The upstream regulator added that the procurement process has almost been concluded as original equipment manufacturers (OEMs) have been engaged while a forensic audit of all flow stations and production volume is underway.

At a time the country is suffering from several blows on all fronts, especially in the areas of oil theft, under-production and heavy subsidy burden, the regulator is exploring all options to generate revenue and ensure the oil sector becomes viable for investment.

Nigeria needs to tackle security, sustainability others

Speaking on the sidelines of Nigeria, Chairman, CEO, Baker Hughes, Lorenzo Simonelli, called for more proactive measures to tackle the crisis rocking the energy industry.

“The important thing is that we collectively walk together around the sustainability, security and affordability for everybody that needs the energy as we go forward. Nigeria which has a great resource base needs to tackle its challenges regards to affordability, security and sustainability.

“Right policy is essential in driving energy security.

“Putting National Security aside at the moment, there is an aspect of how do we not have energy poverty and that addresses National Security, and they go hand in hand.” 

On energy transitioning, he said, “There is a need for more triangulating policies and investment as well as pragmatic approach to them. However, there would be short time pain, but If we make the right choices and investments we can have a much more diversified energy mix which is more affordable. 

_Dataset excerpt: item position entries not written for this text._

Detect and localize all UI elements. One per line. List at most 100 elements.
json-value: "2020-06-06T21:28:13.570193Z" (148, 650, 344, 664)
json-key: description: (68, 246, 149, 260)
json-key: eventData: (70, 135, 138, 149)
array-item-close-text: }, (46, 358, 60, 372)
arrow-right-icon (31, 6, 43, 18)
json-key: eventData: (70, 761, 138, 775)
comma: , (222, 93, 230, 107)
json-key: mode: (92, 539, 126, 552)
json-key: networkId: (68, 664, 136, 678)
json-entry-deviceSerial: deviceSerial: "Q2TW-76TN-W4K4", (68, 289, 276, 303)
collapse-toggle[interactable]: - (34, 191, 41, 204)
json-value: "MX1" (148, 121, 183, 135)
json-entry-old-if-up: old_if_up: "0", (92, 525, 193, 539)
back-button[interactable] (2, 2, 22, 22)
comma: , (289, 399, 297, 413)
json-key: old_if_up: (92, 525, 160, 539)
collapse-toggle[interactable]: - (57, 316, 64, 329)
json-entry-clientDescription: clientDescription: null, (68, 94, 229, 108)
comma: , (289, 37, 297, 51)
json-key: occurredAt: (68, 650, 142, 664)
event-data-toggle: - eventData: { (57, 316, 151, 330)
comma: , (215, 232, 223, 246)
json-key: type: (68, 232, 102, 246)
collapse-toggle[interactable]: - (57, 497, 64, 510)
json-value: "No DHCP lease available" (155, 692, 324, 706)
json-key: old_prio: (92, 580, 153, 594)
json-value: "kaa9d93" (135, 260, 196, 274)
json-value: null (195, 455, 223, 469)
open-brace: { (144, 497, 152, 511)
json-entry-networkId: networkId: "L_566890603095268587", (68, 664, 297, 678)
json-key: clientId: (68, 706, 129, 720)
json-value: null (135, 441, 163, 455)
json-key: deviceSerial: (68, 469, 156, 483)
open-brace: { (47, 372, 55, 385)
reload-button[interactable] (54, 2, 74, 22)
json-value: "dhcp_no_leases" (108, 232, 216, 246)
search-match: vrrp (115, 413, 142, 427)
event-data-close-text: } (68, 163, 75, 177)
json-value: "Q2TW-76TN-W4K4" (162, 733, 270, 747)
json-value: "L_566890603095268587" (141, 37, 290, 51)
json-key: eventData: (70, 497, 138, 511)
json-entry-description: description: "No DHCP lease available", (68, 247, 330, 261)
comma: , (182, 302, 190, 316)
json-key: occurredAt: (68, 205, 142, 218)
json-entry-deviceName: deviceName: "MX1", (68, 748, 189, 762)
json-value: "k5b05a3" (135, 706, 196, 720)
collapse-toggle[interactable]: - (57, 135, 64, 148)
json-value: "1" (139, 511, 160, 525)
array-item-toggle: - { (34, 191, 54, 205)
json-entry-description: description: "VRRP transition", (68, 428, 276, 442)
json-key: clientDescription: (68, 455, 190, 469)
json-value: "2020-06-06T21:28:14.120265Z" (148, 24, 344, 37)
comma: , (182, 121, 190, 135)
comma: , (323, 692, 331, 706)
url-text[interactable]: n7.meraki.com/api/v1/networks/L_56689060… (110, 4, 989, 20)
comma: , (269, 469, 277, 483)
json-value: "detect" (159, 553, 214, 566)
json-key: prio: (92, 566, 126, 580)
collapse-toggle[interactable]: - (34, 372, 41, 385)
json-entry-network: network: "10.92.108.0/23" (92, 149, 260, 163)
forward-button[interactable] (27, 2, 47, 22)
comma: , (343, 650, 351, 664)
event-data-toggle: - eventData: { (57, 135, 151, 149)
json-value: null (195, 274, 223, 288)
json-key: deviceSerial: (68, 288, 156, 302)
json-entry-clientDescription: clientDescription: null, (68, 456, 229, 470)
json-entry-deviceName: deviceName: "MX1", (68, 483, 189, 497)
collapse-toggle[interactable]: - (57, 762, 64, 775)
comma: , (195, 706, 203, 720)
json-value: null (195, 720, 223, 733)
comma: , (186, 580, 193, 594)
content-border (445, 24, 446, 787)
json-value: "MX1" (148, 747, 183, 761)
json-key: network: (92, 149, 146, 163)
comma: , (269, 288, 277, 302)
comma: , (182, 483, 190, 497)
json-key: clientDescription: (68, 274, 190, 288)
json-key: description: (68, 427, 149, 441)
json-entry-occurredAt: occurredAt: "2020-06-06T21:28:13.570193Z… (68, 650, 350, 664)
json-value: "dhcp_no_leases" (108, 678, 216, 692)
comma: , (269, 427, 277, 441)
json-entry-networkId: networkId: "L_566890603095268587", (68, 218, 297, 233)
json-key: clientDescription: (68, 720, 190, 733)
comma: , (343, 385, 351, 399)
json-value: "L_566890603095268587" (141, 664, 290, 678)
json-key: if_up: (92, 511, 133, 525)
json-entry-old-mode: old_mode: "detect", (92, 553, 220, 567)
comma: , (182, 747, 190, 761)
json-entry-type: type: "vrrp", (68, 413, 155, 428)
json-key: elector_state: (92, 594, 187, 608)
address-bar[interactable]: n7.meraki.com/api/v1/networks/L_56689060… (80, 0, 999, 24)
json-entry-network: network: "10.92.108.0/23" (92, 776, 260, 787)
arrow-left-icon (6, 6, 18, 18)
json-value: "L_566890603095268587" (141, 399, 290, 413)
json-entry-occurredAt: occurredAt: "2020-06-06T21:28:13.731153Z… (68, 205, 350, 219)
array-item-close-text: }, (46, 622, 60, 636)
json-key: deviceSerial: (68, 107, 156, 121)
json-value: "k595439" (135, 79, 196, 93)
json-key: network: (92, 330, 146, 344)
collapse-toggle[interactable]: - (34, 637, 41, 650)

Gas yet to be fully harnessed

Speaking also, Chairman, Lee Engineering and Construction Company, Dr. Leemon Ikpea, noted that Nigeria was yet to optimize the full potential of its enormous gas reserves, saying “We are blessed with unlimited gas reserves and there is a need to harness this resource for our economic development.

“For us, we have seen this opportunity and we are ready to invest in that sector.

“Currently, we are very close to finishing the construction of Gbaran- Ubie integrated oil and gas development Phase 2 project which has an additional capacity to produce 400million scuf of gas per day when it comes on stream. Note that it is an addition to the original capacity of 1 million which would then amount to a total of 1.4million scuf of gas per day. We have that of Assa North/ Ohaji Egbema project which can produce 600milion scuf of gas per day. 

“Also, we are building an interpreted manufacturing plant that will take the woods off our kitchen and save deforestation by producing and canning affordable cooking gas. It is at our Warri based factory.”

“These are projects of national strategic importance and we are proud to be identified in them. 

For CEO, MD Woodside Energy, Meg O’Neill, “the Russian and Ukraine crisis has shown the relevance of fossil fuel. The world cannot exist without fossil fuel and the Russian/Ukraine war has made a revelation of that. What we should be looking at critically is the global population and demand which can impact the volatility in the sector.